Это смутило юнца; Мак-Грегор обвел взглядом всех их, стоявших в проулочной грязи. Один был бородат, другой толст, горяч и добродушен, у третьего был прилежно студенческий вид и батарея шариковых стержней торчала из кармана рубашки, а за поясом — блокнот; четвертый был чахл и потому малонадежен, пятый не сводил с Кэти юных чувственных курдских глазищ, а шестой держал в руке автоматический карабин, как держат неразлучный чемоданчик. Таха явно был взрослее всех и имел уверенный вид старейшины.
— Что вы, собственно, делаете тут вооруженные? — спросил Мак-Грегор.
— Деревушка здесь пастушья, — ответил Таха. — Вся она, до последнего жителя, в кабале у курдского феодала — Кассима из рода Бени-Джаф. В соседней деревне живет его приказчик и приходует тут каждую овцу, козу, баранью шкуру, каждый клок шерсти. Пять лет назад Кассим убил на здешних летних пастбищах троих старейшин, попросивших прибавки зерна, продуктов и денег. А за два года до того из деревушки бесследно пропали две девушки, и похитили их все те же Бени-Джафы. В прошлом году четыре пастуха были убиты за то, что сдали не всю настриженную шерсть. Чуть худой год, дети и мрут с голода — то есть от болезней, вызванных недоеданием, холодом, нечистотой. Сахар и рис в деревне редкость, школы и книги — вовсе невидаль. Врачи и назначенные в управу курды здесь не бывают. Так что нас слушают охотно, — закончил Таха, — и, когда придет час революции, они будут знать, против кого им драться.
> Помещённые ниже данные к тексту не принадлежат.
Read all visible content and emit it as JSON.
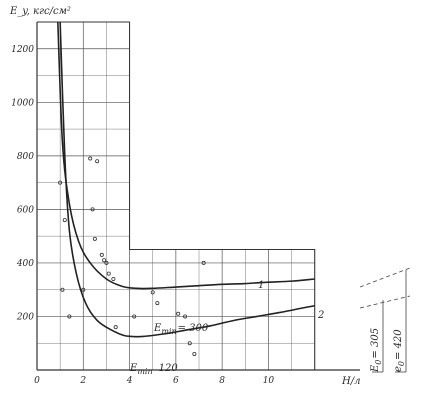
{
  "chart_data": {
    "type": "line",
    "title": "",
    "ylabel": "E_y, кгс/см²",
    "xlabel": "H/л",
    "xlim": [
      0,
      14
    ],
    "ylim": [
      0,
      1300
    ],
    "grid": true,
    "x_ticks": [
      0,
      2,
      4,
      6,
      8,
      10
    ],
    "x_tick_labels": [
      "0",
      "2",
      "4",
      "6",
      "8",
      "10"
    ],
    "y_ticks": [
      200,
      400,
      600,
      800,
      1000,
      1200
    ],
    "y_tick_labels": [
      "200",
      "400",
      "600",
      "800",
      "1000",
      "1200"
    ],
    "series": [
      {
        "name": "1",
        "x": [
          0.9,
          1.1,
          1.4,
          1.8,
          2.3,
          3.0,
          3.7,
          4.3,
          5.0,
          6.0,
          7.0,
          8.0,
          9.0,
          10.0,
          11.0,
          12.0
        ],
        "y": [
          1320,
          850,
          620,
          480,
          400,
          340,
          312,
          305,
          305,
          310,
          315,
          320,
          323,
          328,
          332,
          340
        ]
      },
      {
        "name": "2",
        "x": [
          1.0,
          1.2,
          1.4,
          1.7,
          2.1,
          2.6,
          3.2,
          3.8,
          4.5,
          5.5,
          6.5,
          7.5,
          8.5,
          9.5,
          10.5,
          11.5,
          12.0
        ],
        "y": [
          1320,
          800,
          520,
          360,
          250,
          185,
          150,
          128,
          125,
          135,
          150,
          165,
          185,
          200,
          215,
          232,
          240
        ]
      }
    ],
    "scatter_points": {
      "x": [
        1.0,
        1.2,
        1.1,
        1.4,
        2.0,
        2.3,
        2.6,
        2.4,
        2.5,
        2.8,
        2.9,
        3.0,
        3.1,
        3.3,
        3.4,
        4.2,
        5.0,
        5.2,
        6.1,
        6.4,
        6.8,
        6.6,
        7.2
      ],
      "y": [
        700,
        560,
        300,
        200,
        300,
        790,
        780,
        600,
        490,
        430,
        410,
        400,
        360,
        340,
        160,
        200,
        290,
        250,
        210,
        200,
        60,
        100,
        400
      ]
    },
    "annotations": {
      "curve1_label": "1",
      "curve2_label": "2",
      "emin_upper": "E",
      "emin_upper_sub": "min",
      "emin_upper_val": "= 300",
      "emin_lower": "E",
      "emin_lower_sub": "min",
      "emin_lower_val": "120",
      "asymptote_lower": "E",
      "asymptote_lower_sub": "0",
      "asymptote_lower_val": "= 305",
      "asymptote_upper": "e",
      "asymptote_upper_sub": "0",
      "asymptote_upper_val": "= 420"
    }
  }
}
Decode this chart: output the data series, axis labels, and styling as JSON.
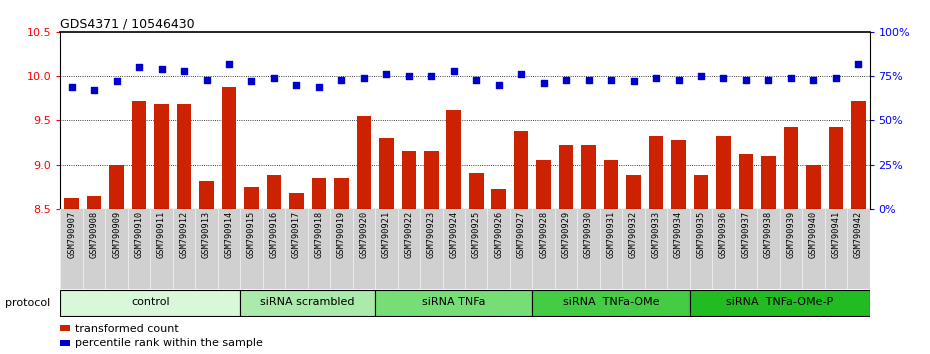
{
  "title": "GDS4371 / 10546430",
  "samples": [
    "GSM790907",
    "GSM790908",
    "GSM790909",
    "GSM790910",
    "GSM790911",
    "GSM790912",
    "GSM790913",
    "GSM790914",
    "GSM790915",
    "GSM790916",
    "GSM790917",
    "GSM790918",
    "GSM790919",
    "GSM790920",
    "GSM790921",
    "GSM790922",
    "GSM790923",
    "GSM790924",
    "GSM790925",
    "GSM790926",
    "GSM790927",
    "GSM790928",
    "GSM790929",
    "GSM790930",
    "GSM790931",
    "GSM790932",
    "GSM790933",
    "GSM790934",
    "GSM790935",
    "GSM790936",
    "GSM790937",
    "GSM790938",
    "GSM790939",
    "GSM790940",
    "GSM790941",
    "GSM790942"
  ],
  "bar_values": [
    8.62,
    8.65,
    9.0,
    9.72,
    9.68,
    9.68,
    8.82,
    9.88,
    8.75,
    8.88,
    8.68,
    8.85,
    8.85,
    9.55,
    9.3,
    9.15,
    9.15,
    9.62,
    8.9,
    8.72,
    9.38,
    9.05,
    9.22,
    9.22,
    9.05,
    8.88,
    9.32,
    9.28,
    8.88,
    9.32,
    9.12,
    9.1,
    9.42,
    9.0,
    9.42,
    9.72
  ],
  "dot_values": [
    69,
    67,
    72,
    80,
    79,
    78,
    73,
    82,
    72,
    74,
    70,
    69,
    73,
    74,
    76,
    75,
    75,
    78,
    73,
    70,
    76,
    71,
    73,
    73,
    73,
    72,
    74,
    73,
    75,
    74,
    73,
    73,
    74,
    73,
    74,
    82
  ],
  "groups": [
    {
      "label": "control",
      "start": 0,
      "end": 8,
      "color": "#d9f7d9"
    },
    {
      "label": "siRNA scrambled",
      "start": 8,
      "end": 14,
      "color": "#aaeaaa"
    },
    {
      "label": "siRNA TNFa",
      "start": 14,
      "end": 21,
      "color": "#77dd77"
    },
    {
      "label": "siRNA  TNFa-OMe",
      "start": 21,
      "end": 28,
      "color": "#44cc44"
    },
    {
      "label": "siRNA  TNFa-OMe-P",
      "start": 28,
      "end": 36,
      "color": "#22bb22"
    }
  ],
  "ylim_left": [
    8.5,
    10.5
  ],
  "ylim_right": [
    0,
    100
  ],
  "yticks_left": [
    8.5,
    9.0,
    9.5,
    10.0,
    10.5
  ],
  "yticks_right": [
    0,
    25,
    50,
    75,
    100
  ],
  "bar_color": "#cc2200",
  "dot_color": "#0000cc",
  "bar_bottom": 8.5,
  "grid_values": [
    9.0,
    9.5,
    10.0
  ],
  "legend_items": [
    {
      "label": "transformed count",
      "color": "#cc2200"
    },
    {
      "label": "percentile rank within the sample",
      "color": "#0000cc"
    }
  ],
  "xtick_bg": "#d0d0d0"
}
— А чем? Голыми руками? — спросил Мак-Грегор. — Вы вооружены, но они-то — нет.
Парни засмеялись, и Таха сказал:
— Что ж, пойдемте, взглянете.
Вслед за Тахой все направились к кучке пустых лачуг, остановились перед сложенной из камней хибаркой. Таха отомкнул смазанный маслом замок, открыл дверь, снял щит из досок, плотно закрывавший окошко. Внутри у стены стояли четыре винтовки, два автомата, ящики с патронами, шесть двадцатигаллоновых канистр с бензином; лежали мины, сваленные кучей штыки.
— Где вы это добыли? — спросил Мак-Грегор.
— За последние полтора месяца, — сказал Таха, — мы провели десять ночных налетов на персидские военные посты.
— Кто — мы?
— Да вот они со мной, — ответил Таха.
— И что ты велишь жителям делать с этим оружием? Ханов убивать?
Таха будто не заметил иронии.
— Если бы все эти нищие деревушки вооружить, то иранская армия не смела бы и сунуться в горы, — сказал он, — а курдские феодалы подохли бы со страха. Вот для чего нам нужно то, за чем вас шлют в Европу, дядя Айвр.
— Стоит персам найти хотя бы часть хранящегося здесь, и они перевешают всех мужчин в деревне. Вы играете жизнями беззащитных людей.
Таха, сдерживаясь, ответил, что среди курдов нет беззащитных и что должна же курдская революция где-то начаться.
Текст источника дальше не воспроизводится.